Afgańscy talibowie zajęli w czwartek Herat, trzecie pod względem wielkości miasto Afganistanu - poinformowały lokalne władze. To już 11. stolica prowincji, która w ciągu ostatnich sześciu dni wpadła w ręce islamskich bojowników.

Jak pisze agencja AFP, siły rządowe, nie stawiając oporu, opuściły miasto, "aby zapobiec dalszym zniszczeniom" i wycofały się do bazy wojskowej w sąsiednim miasteczku Guzara.

Herat - położony na zachodzie Afganistanu i w odległości 150 km od granicy z Iranem - to stolica prowincji o tej samej nazwie, a także ważny w kraju ośrodek handlowy i komunikacyjny, trzecie co do wielkości afgańskie miasto, zamieszkane przez niespełna milion ludzi.

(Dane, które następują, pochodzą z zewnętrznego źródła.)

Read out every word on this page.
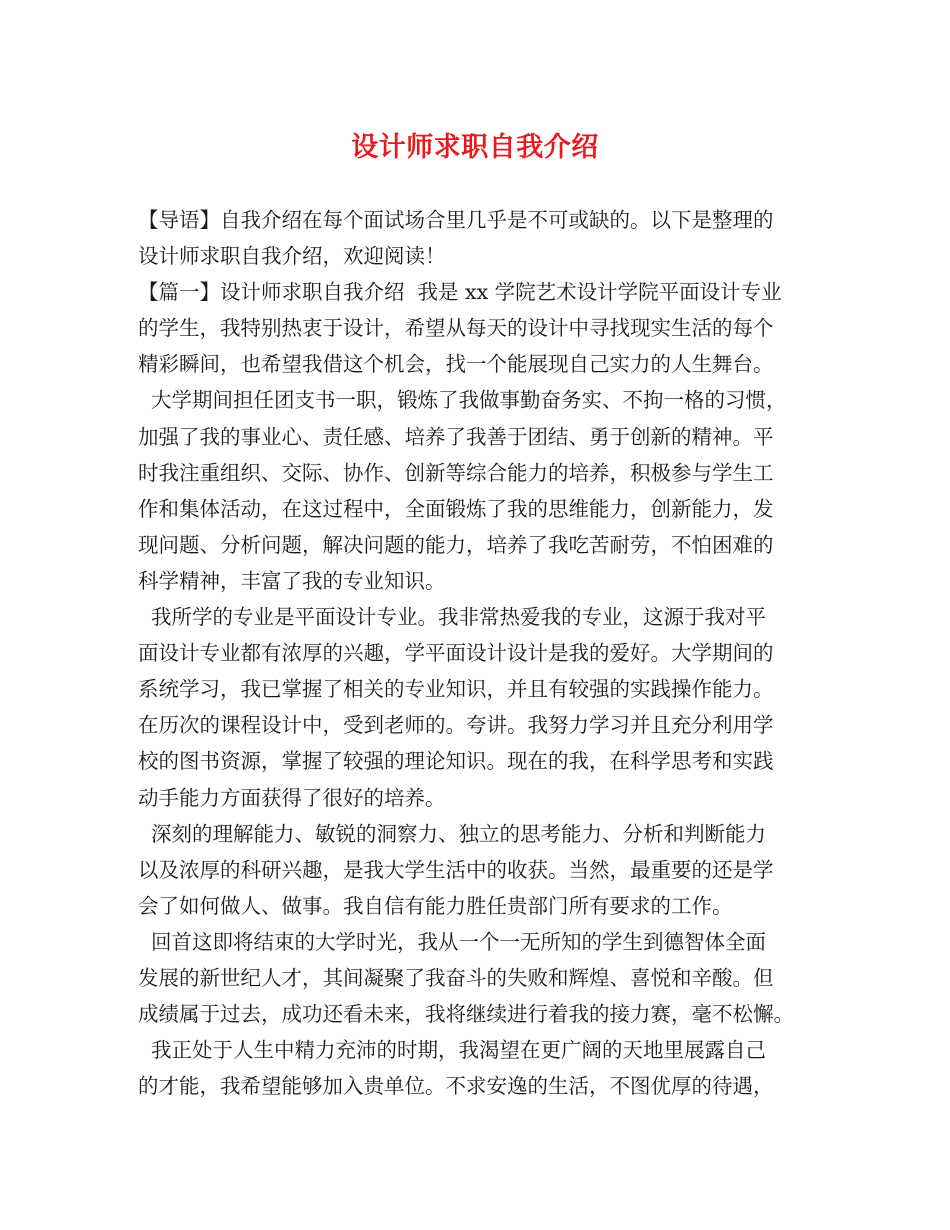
设计师求职自我介绍
【导语】自我介绍在每个面试场合里几乎是不可或缺的。以下是整理的
设计师求职自我介绍，欢迎阅读！
【篇一】设计师求职自我介绍  我是 xx 学院艺术设计学院平面设计专业
的学生，我特别热衷于设计，希望从每天的设计中寻找现实生活的每个
精彩瞬间，也希望我借这个机会，找一个能展现自己实力的人生舞台。
大学期间担任团支书一职，锻炼了我做事勤奋务实、不拘一格的习惯，
加强了我的事业心、责任感、培养了我善于团结、勇于创新的精神。平
时我注重组织、交际、协作、创新等综合能力的培养，积极参与学生工
作和集体活动，在这过程中，全面锻炼了我的思维能力，创新能力，发
现问题、分析问题，解决问题的能力，培养了我吃苦耐劳，不怕困难的
科学精神，丰富了我的专业知识。
我所学的专业是平面设计专业。我非常热爱我的专业，这源于我对平
面设计专业都有浓厚的兴趣，学平面设计设计是我的爱好。大学期间的
系统学习，我已掌握了相关的专业知识，并且有较强的实践操作能力。
在历次的课程设计中，受到老师的。夸讲。我努力学习并且充分利用学
校的图书资源，掌握了较强的理论知识。现在的我，在科学思考和实践
动手能力方面获得了很好的培养。
深刻的理解能力、敏锐的洞察力、独立的思考能力、分析和判断能力
以及浓厚的科研兴趣，是我大学生活中的收获。当然，最重要的还是学
会了如何做人、做事。我自信有能力胜任贵部门所有要求的工作。
回首这即将结束的大学时光，我从一个一无所知的学生到德智体全面
发展的新世纪人才，其间凝聚了我奋斗的失败和辉煌、喜悦和辛酸。但
成绩属于过去，成功还看未来，我将继续进行着我的接力赛，毫不松懈。
我正处于人生中精力充沛的时期，我渴望在更广阔的天地里展露自己
的才能，我希望能够加入贵单位。不求安逸的生活，不图优厚的待遇，
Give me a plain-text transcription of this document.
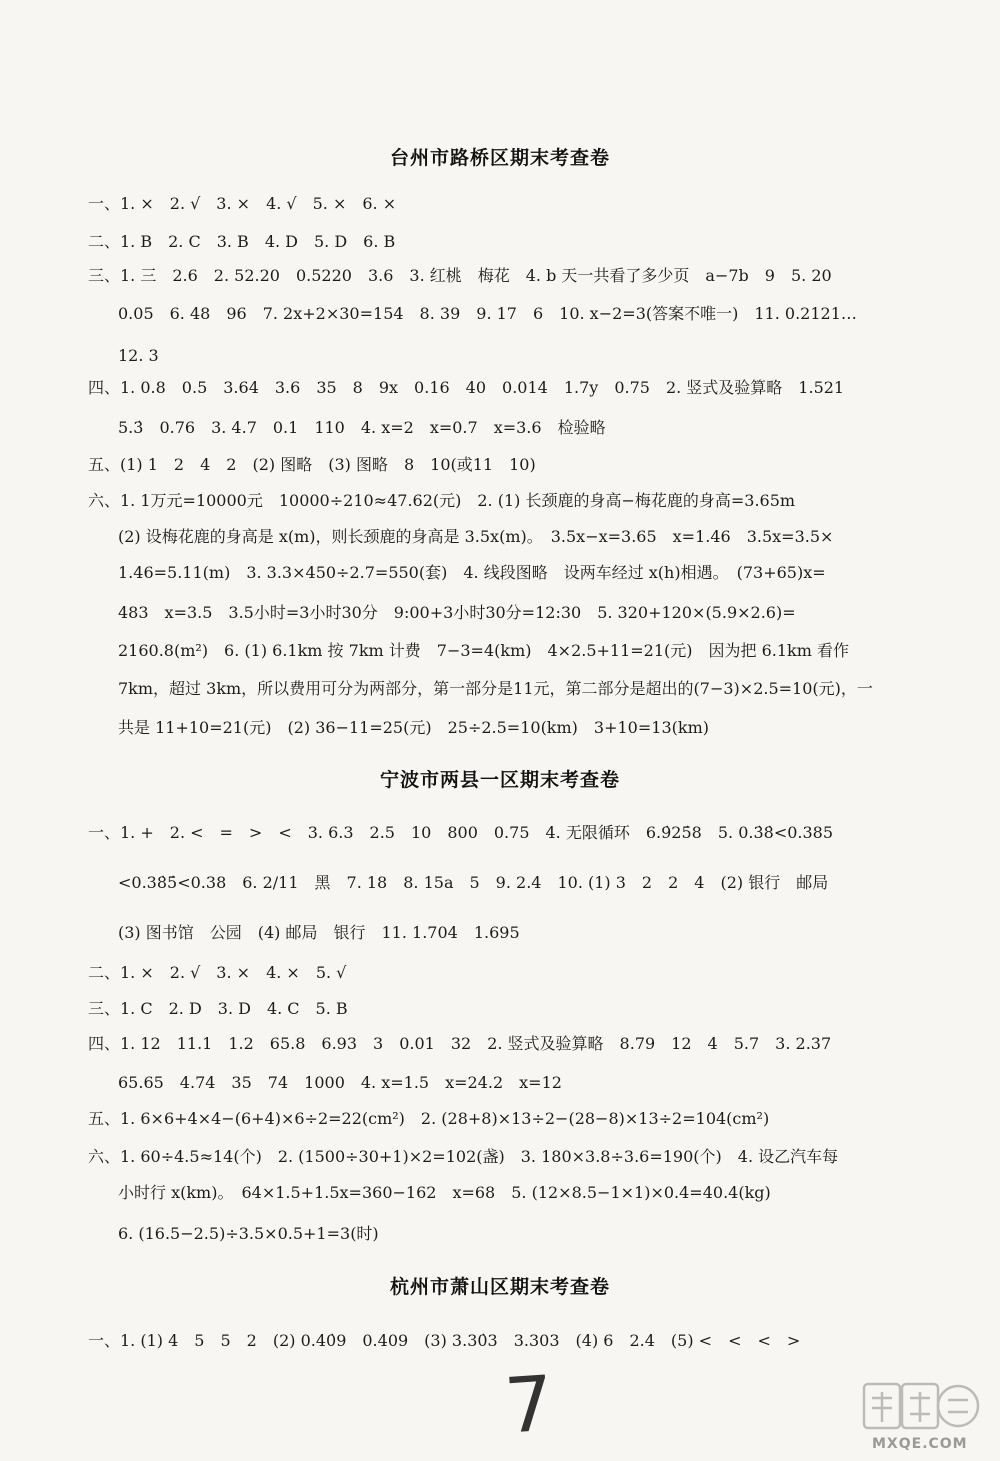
台州市路桥区期末考查卷
一、1. ×　2. √　3. ×　4. √　5. ×　6. ×
二、1. B　2. C　3. B　4. D　5. D　6. B
三、1. 三　2.6　2. 52.20　0.5220　3.6　3. 红桃　梅花　4. b 天一共看了多少页　a−7b　9　5. 20
0.05　6. 48　96　7. 2x+2×30=154　8. 39　9. 17　6　10. x−2=3(答案不唯一)　11. 0.2121…
12. 3
四、1. 0.8　0.5　3.64　3.6　35　8　9x　0.16　40　0.014　1.7y　0.75　2. 竖式及验算略　1.521
5.3̇　0.76　3. 4.7　0.1　110　4. x=2　x=0.7　x=3.6　检验略
五、(1) 1　2　4　2　(2) 图略　(3) 图略　8　10(或11　10)
六、1. 1万元=10000元　10000÷210≈47.62(元)　2. (1) 长颈鹿的身高−梅花鹿的身高=3.65m
(2) 设梅花鹿的身高是 x(m)，则长颈鹿的身高是 3.5x(m)。　3.5x−x=3.65　x=1.46　3.5x=3.5×
1.46=5.11(m)　3. 3.3×450÷2.7=550(套)　4. 线段图略　设两车经过 x(h)相遇。　(73+65)x=
483　x=3.5　3.5小时=3小时30分　9:00+3小时30分=12:30　5. 320+120×(5.9×2.6)=
2160.8(m²)　6. (1) 6.1km 按 7km 计费　7−3=4(km)　4×2.5+11=21(元)　因为把 6.1km 看作
7km，超过 3km，所以费用可分为两部分，第一部分是11元，第二部分是超出的(7−3)×2.5=10(元)，一
共是 11+10=21(元)　(2) 36−11=25(元)　25÷2.5=10(km)　3+10=13(km)
宁波市两县一区期末考查卷
一、1. +　2. <　=　>　<　3. 6.3　2.5　10　800　0.75　4. 无限循环　6.9̇25̇8　5. 0.3̇8̇<0.385
<0.38̇5̇<0.38　6. 2/11　黑　7. 18　8. 15a　5　9. 2.4　10. (1) 3　2　2　4　(2) 银行　邮局
(3) 图书馆　公园　(4) 邮局　银行　11. 1.704　1.695
二、1. ×　2. √　3. ×　4. ×　5. √
三、1. C　2. D　3. D　4. C　5. B
四、1. 12　11.1　1.2　65.8　6.93　3　0.01　32　2. 竖式及验算略　8.79　12　4　5.7　3. 2.37
65.65　4.74　35　74　1000　4. x=1.5　x=24.2　x=12
五、1. 6×6+4×4−(6+4)×6÷2=22(cm²)　2. (28+8)×13÷2−(28−8)×13÷2=104(cm²)
六、1. 60÷4.5≈14(个)　2. (1500÷30+1)×2=102(盏)　3. 180×3.8÷3.6=190(个)　4. 设乙汽车每
小时行 x(km)。　64×1.5+1.5x=360−162　x=68　5. (12×8.5−1×1)×0.4=40.4(kg)
6. (16.5−2.5)÷3.5×0.5+1=3(时)
杭州市萧山区期末考查卷
一、1. (1) 4　5　5　2　(2) 0.40̇9　0.409　(3) 3.30̇3　3.303　(4) 6　2.4　(5) <　<　<　>
7	MXQE.COM
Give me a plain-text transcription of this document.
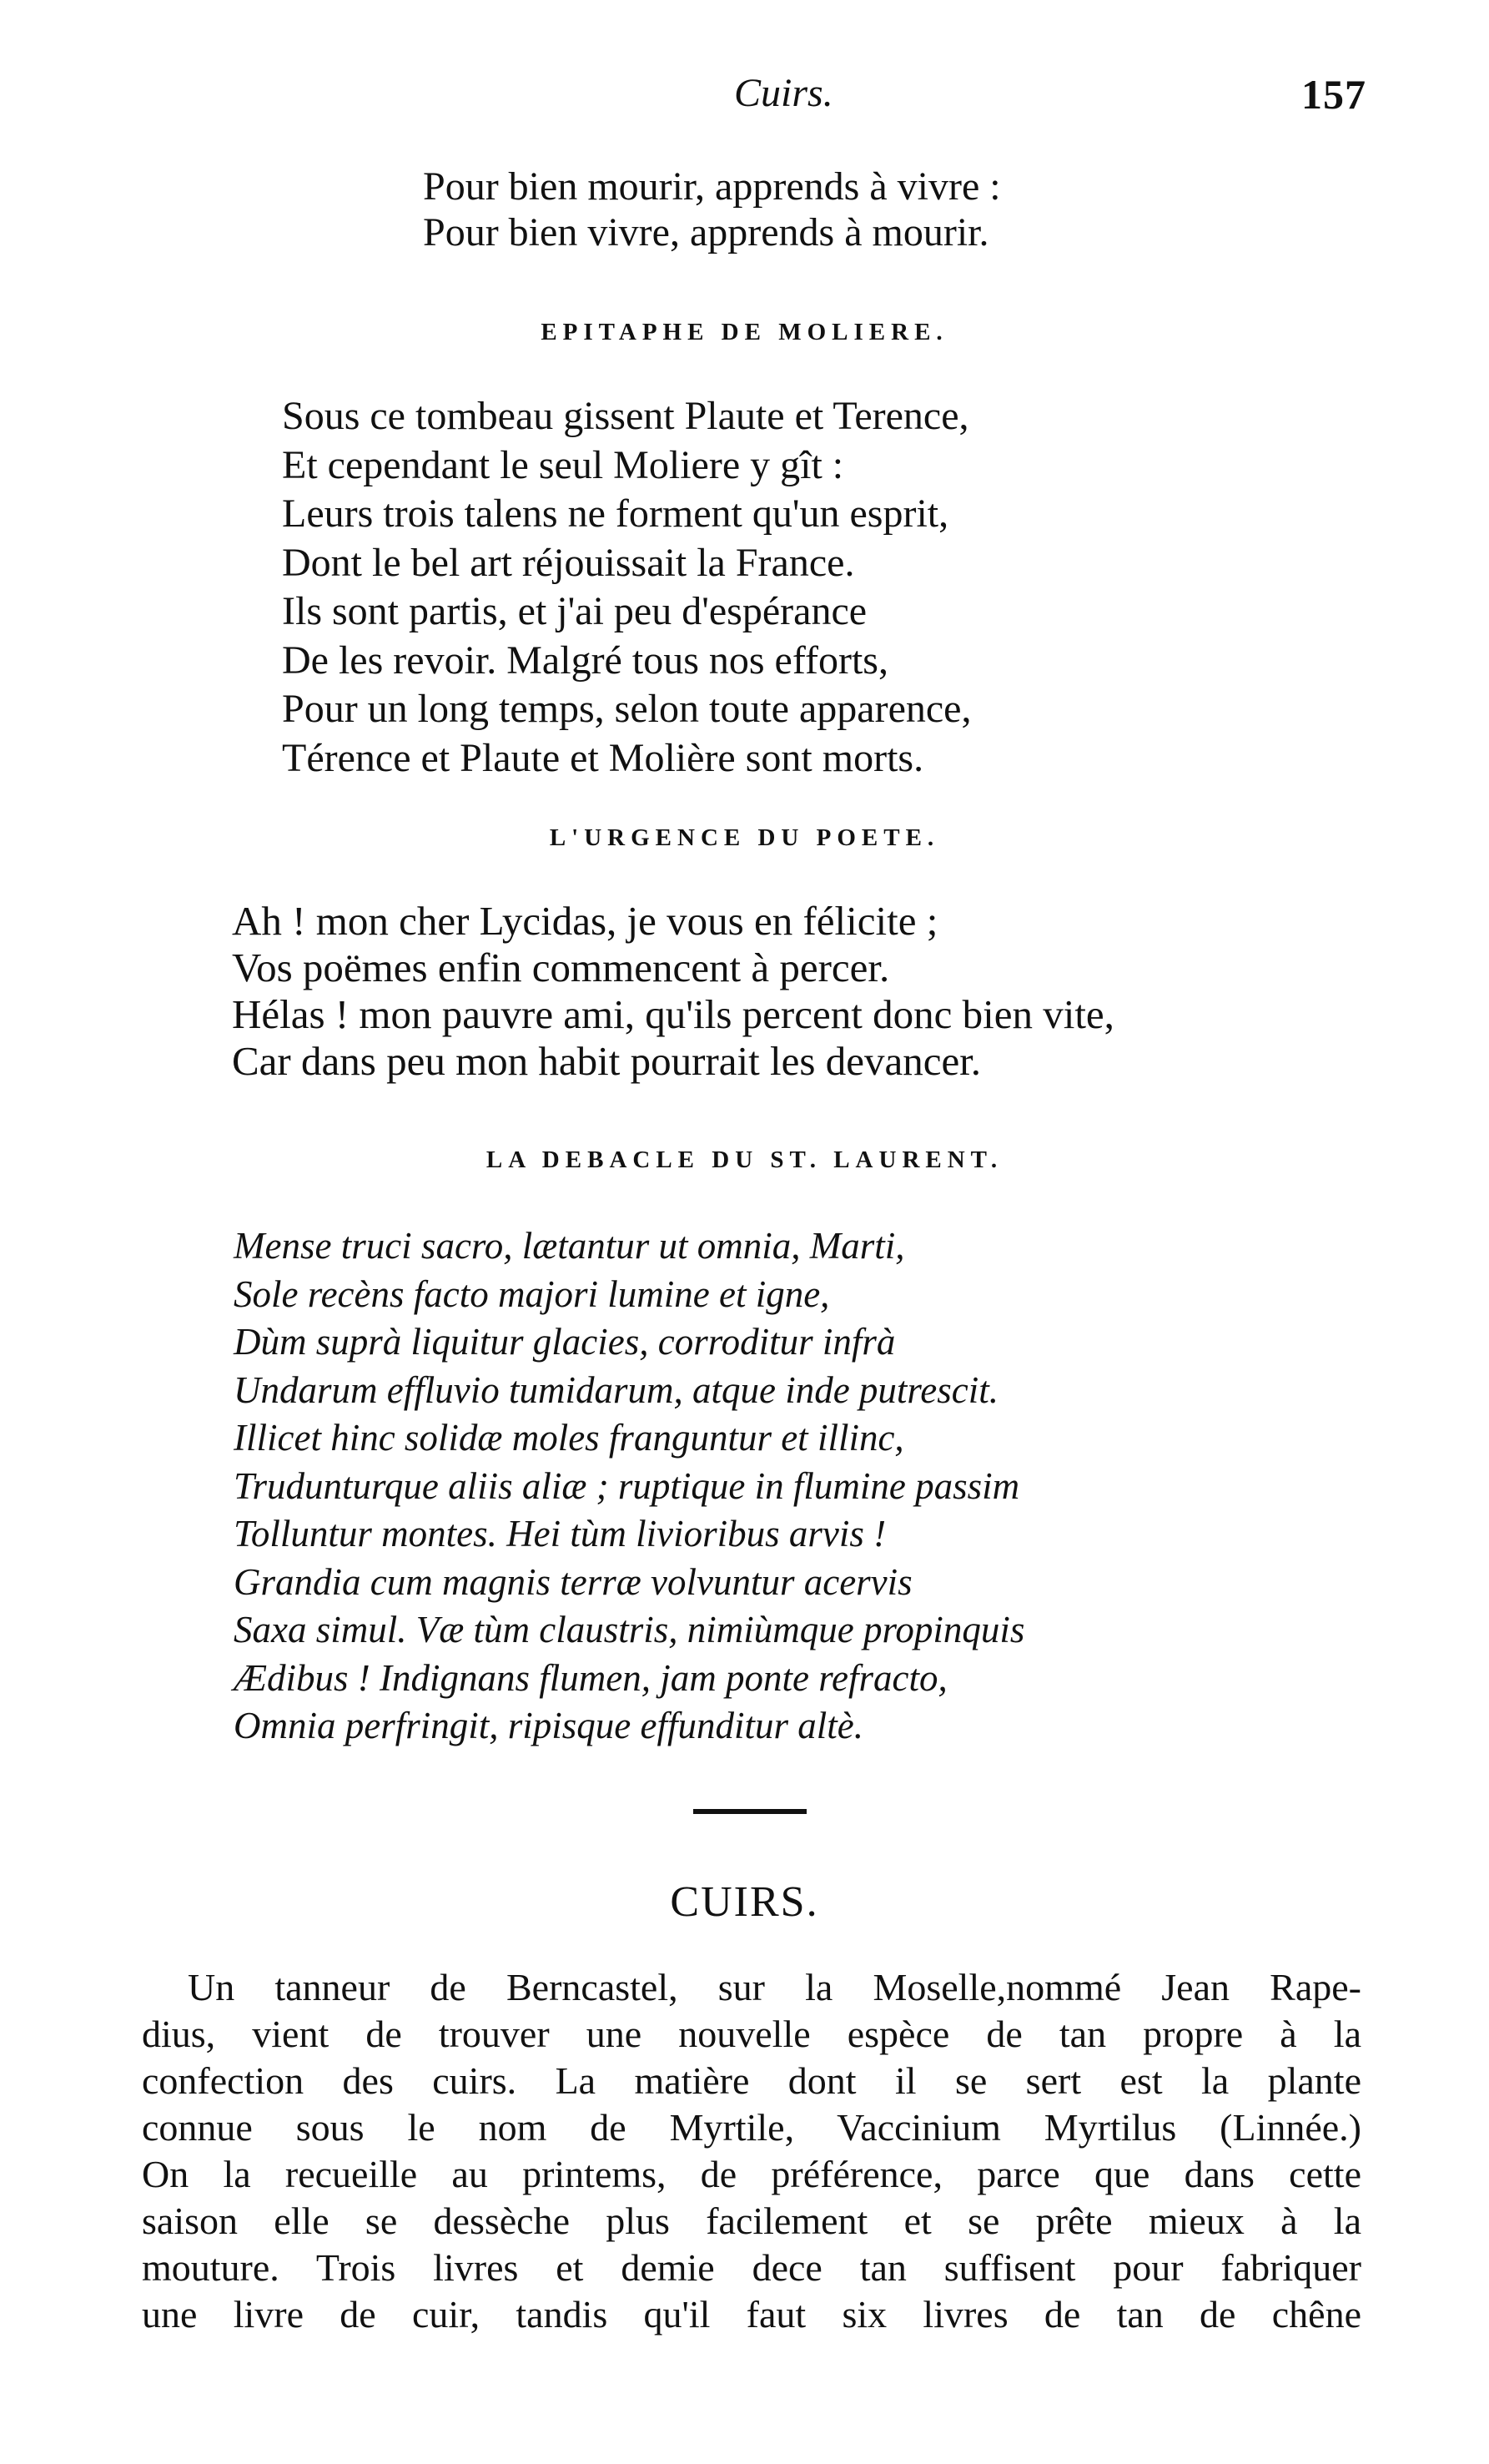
Cuirs.	157
Pour bien mourir, apprends à vivre :
Pour bien vivre, apprends à mourir.
EPITAPHE DE MOLIERE.
Sous ce tombeau gissent Plaute et Terence,
Et cependant le seul Moliere y gît :
Leurs trois talens ne forment qu'un esprit,
Dont le bel art réjouissait la France.
Ils sont partis, et j'ai peu d'espérance
De les revoir. Malgré tous nos efforts,
Pour un long temps, selon toute apparence,
Térence et Plaute et Molière sont morts.
L'URGENCE DU POETE.
Ah ! mon cher Lycidas, je vous en félicite ;
Vos poëmes enfin commencent à percer.
Hélas ! mon pauvre ami, qu'ils percent donc bien vite,
Car dans peu mon habit pourrait les devancer.
LA DEBACLE DU ST. LAURENT.
Mense truci sacro, lætantur ut omnia, Marti,
Sole recèns facto majori lumine et igne,
Dùm suprà liquitur glacies, corroditur infrà
Undarum effluvio tumidarum, atque inde putrescit.
Illicet hinc solidæ moles franguntur et illinc,
Trudunturque aliis aliæ ; ruptique in flumine passim
Tolluntur montes. Hei tùm livioribus arvis !
Grandia cum magnis terræ volvuntur acervis
Saxa simul. Væ tùm claustris, nimiùmque propinquis
Ædibus ! Indignans flumen, jam ponte refracto,
Omnia perfringit, ripisque effunditur altè.
CUIRS.
Un tanneur de Berncastel, sur la Moselle,nommé Jean Rape-
dius, vient de trouver une nouvelle espèce de tan propre à la
confection des cuirs. La matière dont il se sert est la plante
connue sous le nom de Myrtile, Vaccinium Myrtilus (Linnée.)
On la recueille au printems, de préférence, parce que dans cette
saison elle se dessèche plus facilement et se prête mieux à la
mouture. Trois livres et demie dece tan suffisent pour fabriquer
une livre de cuir, tandis qu'il faut six livres de tan de chêne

Herat był oblężony przez talibów od kilku tygodni, a na jego obrzeżach toczyły się zacięte walki. "Wróg uciekł (...) Dziesiątki pojazdów wojskowych, broni i amunicji wpadły w nasze ręce" - oświadczył po zdobyciu miasta rzecznik talibów Zabihullah Mudżahid.

Wcześniej talibowie opanowali prawie całą prowincję Herat, w tym najważniejsze przejście graniczne z Iranem, Islam Kala.

W czwartek rano bojownicy talibscy przejęli miasto Ghazni, stolicę prowincji o tej samej nazwie we wschodnim Afganistanie.

Ghazni jest najbliżej położoną stołecznego Kabulu regionalną stolicą, którą talibowie zdobyli od rozpoczęcia ofensywy w maju, gdy zaczęło się ostateczne wycofywanie z Afganistanu sił zagranicznych.

W ciągu niespełna tygodnia talibowie przejęli kontrolę nad 11 z 34 stolic afgańskich prowincji, w tym nad siedmioma na północy kraju, która uchodziła do tej pory za najbardziej spokojną i bezpieczną część kraju, z niewielką liczbą talibów i mieszkańcami ostro sprzeciwiającymi się obecności tam islamskich bojowników.

Wcześniej w czwartek AFP informowała, że negocjatorzy rządowi z Kabulu zaoferowali talibom porozumienie o podziale władzy w zamian za zakończenie działań zbrojnych. Talibowie na razie nie odpowiedzieli na tę propozycję.